Digital payments, already a booming industry before the COVID-19 pandemic, have since been a key part of a social distancing strategy used by governments in the world. Since the pandemic, record numbers of online payments are being processed across all channels. Juniper Research forecasts that wallet users will exceed 4.4 billion globally in 2025, from 2.6 billion in 2020.
From market data, it is clear that online payment is convenient and drives eCommerce. However, it has also created a playground for cybercriminals who are intent on circumventing the structures on which online payments rely. Trust, it seems, is breaking down.
This finding leads to the idea of establishing ‘zero trust’ payment ecosystems that offer an option to always verify, never trust or store, with security measures, including tokenisation; providing the backbone to achieve this.
The threat landscape continues to evolve and test existing anti-fraud measures. The omnichannel retail environment, fuelled by changing customer expectations, restrictions during the pandemic, along with initiatives that are encouraging the open use of financial data, are creating a perfect storm for fraud. Fresh and upgraded challenges must be tackled in the world of online payments. New types of fraud such as ‘silent fraud’ and cybersecurity vulnerabilities are all contributing to a complex mix of attack vectors.

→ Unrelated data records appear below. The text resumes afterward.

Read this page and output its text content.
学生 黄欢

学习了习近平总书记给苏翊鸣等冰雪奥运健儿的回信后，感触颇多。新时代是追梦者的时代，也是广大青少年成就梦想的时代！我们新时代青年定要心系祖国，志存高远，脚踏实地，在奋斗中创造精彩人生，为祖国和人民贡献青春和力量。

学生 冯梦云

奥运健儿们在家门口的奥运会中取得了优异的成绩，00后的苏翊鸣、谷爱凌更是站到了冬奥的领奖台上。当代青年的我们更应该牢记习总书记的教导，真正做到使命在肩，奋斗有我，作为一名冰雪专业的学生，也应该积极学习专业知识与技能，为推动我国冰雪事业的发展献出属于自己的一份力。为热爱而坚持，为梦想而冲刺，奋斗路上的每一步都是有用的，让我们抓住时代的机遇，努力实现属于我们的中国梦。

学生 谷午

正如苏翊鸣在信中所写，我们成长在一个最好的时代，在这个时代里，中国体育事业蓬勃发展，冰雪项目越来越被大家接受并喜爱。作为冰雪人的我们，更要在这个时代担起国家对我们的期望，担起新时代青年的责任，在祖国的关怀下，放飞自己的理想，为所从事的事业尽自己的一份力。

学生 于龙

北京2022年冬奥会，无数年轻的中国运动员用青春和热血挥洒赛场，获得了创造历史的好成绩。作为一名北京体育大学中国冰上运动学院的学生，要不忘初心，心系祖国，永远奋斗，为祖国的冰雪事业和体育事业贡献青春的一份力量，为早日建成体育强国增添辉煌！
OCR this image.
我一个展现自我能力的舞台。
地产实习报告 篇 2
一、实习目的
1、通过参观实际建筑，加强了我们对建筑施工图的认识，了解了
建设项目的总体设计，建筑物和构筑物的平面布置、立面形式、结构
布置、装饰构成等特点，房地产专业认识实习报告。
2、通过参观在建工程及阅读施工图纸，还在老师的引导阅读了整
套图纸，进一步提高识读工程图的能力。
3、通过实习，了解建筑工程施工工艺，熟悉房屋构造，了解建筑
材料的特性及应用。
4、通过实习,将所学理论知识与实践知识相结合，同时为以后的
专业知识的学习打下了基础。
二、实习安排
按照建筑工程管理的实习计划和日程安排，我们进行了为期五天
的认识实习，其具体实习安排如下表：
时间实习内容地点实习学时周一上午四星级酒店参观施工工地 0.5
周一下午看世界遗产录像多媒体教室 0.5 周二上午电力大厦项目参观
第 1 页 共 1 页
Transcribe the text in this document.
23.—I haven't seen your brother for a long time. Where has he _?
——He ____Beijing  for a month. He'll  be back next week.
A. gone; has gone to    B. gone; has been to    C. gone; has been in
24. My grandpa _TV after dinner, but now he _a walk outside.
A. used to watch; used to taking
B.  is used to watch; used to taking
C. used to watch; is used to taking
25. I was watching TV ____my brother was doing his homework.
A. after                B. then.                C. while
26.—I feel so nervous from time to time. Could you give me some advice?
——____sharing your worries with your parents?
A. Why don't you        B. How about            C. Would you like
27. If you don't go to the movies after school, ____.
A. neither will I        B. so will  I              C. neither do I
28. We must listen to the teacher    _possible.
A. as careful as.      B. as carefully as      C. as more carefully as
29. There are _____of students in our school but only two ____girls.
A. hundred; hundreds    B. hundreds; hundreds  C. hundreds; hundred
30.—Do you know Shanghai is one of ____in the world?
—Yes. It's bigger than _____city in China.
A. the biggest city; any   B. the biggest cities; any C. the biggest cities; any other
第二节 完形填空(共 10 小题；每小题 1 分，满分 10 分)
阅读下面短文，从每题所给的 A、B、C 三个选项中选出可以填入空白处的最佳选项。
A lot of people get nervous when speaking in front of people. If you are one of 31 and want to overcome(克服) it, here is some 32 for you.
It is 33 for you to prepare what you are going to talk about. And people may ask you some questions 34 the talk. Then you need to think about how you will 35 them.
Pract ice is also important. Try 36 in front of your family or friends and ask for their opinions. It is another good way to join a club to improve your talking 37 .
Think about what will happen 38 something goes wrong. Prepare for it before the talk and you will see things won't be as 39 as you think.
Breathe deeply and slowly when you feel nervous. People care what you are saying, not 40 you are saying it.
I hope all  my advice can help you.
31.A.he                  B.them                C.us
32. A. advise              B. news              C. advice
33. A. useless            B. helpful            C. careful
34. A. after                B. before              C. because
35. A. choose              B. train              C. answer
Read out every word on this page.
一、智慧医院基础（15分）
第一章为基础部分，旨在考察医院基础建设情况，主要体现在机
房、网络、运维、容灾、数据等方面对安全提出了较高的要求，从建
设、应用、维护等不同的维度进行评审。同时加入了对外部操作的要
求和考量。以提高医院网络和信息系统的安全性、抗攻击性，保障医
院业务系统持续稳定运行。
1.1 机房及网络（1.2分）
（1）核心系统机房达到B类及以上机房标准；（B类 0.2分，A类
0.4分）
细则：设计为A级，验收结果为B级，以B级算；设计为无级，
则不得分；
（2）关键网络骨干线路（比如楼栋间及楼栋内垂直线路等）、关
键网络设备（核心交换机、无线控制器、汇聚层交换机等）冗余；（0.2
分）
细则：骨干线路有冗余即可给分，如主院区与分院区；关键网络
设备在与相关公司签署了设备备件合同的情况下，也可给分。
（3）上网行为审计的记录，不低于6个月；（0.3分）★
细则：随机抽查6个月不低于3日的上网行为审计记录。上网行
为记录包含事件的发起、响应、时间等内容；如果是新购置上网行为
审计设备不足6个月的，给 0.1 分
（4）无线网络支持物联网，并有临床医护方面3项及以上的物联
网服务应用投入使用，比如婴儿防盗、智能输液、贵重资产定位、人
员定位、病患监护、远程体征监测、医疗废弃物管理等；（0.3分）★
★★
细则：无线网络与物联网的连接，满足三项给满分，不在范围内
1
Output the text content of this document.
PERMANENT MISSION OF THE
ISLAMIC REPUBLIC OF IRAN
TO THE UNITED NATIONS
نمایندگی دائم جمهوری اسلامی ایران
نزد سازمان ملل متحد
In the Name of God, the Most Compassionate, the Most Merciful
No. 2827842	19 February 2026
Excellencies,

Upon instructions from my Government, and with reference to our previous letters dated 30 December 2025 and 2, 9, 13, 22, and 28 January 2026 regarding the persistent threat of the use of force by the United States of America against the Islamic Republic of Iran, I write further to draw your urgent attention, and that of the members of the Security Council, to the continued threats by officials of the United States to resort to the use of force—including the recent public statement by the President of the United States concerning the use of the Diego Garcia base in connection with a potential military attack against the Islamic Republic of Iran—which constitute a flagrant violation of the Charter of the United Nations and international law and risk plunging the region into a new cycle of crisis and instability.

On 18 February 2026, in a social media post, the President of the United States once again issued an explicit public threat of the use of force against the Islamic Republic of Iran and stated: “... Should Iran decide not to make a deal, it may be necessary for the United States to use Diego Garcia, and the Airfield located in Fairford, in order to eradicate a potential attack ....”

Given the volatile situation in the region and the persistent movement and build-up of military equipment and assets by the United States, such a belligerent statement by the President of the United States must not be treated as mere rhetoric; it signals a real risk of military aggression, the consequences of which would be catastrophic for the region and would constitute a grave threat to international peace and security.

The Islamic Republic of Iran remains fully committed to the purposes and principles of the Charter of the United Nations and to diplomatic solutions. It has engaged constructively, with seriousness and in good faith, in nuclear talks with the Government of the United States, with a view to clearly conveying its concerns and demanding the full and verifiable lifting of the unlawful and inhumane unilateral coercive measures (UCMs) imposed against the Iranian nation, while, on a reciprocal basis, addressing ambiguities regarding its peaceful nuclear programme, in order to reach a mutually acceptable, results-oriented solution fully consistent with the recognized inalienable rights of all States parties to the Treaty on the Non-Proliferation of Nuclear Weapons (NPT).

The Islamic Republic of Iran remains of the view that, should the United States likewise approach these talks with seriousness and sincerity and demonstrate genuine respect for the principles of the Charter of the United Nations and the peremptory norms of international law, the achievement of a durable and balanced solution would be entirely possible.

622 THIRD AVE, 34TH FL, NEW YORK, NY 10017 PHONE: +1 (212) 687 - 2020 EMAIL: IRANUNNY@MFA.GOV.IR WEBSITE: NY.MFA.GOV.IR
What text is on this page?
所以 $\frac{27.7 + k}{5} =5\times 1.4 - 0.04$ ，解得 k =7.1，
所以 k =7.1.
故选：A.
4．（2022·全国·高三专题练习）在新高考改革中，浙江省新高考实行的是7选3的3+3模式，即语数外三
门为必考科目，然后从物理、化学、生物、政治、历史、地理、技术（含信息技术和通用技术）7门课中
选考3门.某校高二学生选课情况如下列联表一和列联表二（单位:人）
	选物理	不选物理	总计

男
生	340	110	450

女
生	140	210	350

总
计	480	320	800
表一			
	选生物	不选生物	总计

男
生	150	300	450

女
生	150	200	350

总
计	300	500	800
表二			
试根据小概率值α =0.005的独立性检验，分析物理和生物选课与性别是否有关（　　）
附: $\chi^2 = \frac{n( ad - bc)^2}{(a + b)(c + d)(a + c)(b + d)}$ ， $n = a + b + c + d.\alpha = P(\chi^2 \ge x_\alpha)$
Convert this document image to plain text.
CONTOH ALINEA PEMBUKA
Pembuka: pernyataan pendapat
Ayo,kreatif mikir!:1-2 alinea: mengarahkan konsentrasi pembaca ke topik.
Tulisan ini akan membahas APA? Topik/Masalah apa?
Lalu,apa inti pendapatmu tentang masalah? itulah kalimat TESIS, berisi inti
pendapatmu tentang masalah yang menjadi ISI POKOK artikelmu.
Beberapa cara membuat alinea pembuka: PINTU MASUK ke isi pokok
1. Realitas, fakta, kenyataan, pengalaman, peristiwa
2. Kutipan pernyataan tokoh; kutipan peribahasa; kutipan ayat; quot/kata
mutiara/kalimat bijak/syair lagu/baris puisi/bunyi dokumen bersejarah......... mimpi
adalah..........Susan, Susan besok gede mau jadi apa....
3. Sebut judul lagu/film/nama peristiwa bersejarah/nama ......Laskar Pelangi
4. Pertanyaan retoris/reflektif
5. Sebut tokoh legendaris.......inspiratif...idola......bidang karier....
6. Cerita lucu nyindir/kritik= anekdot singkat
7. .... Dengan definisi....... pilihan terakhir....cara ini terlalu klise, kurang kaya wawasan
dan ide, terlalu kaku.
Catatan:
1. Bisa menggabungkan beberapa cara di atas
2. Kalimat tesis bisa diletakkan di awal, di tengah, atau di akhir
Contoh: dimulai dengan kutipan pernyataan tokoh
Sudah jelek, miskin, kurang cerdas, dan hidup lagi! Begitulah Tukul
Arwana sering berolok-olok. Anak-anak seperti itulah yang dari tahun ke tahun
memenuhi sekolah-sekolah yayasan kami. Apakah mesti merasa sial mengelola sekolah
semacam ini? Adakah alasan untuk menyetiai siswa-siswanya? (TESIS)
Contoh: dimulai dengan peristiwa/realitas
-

As in any other industry, disruption has the potential to be a force for good; it opens up opportunities through innovation. However, payments involve a complex web of interactions and APIs, which while creating opportunities for stakeholders, must now be a consideration in fraud terms. The identity network is also a driving force that, used well, can build trust, but also adds into this heady mix opportunities for fraud. Cybercriminals are always one step ahead. They use a mix of social engineering and technology know-how to circumvent systems. Fraudsters’ ultimate aim is financial, so payment systems are the ideal target. Understanding the threat landscape is crucial to reinforcing protection, whilst keeping innovation clear of exploitation.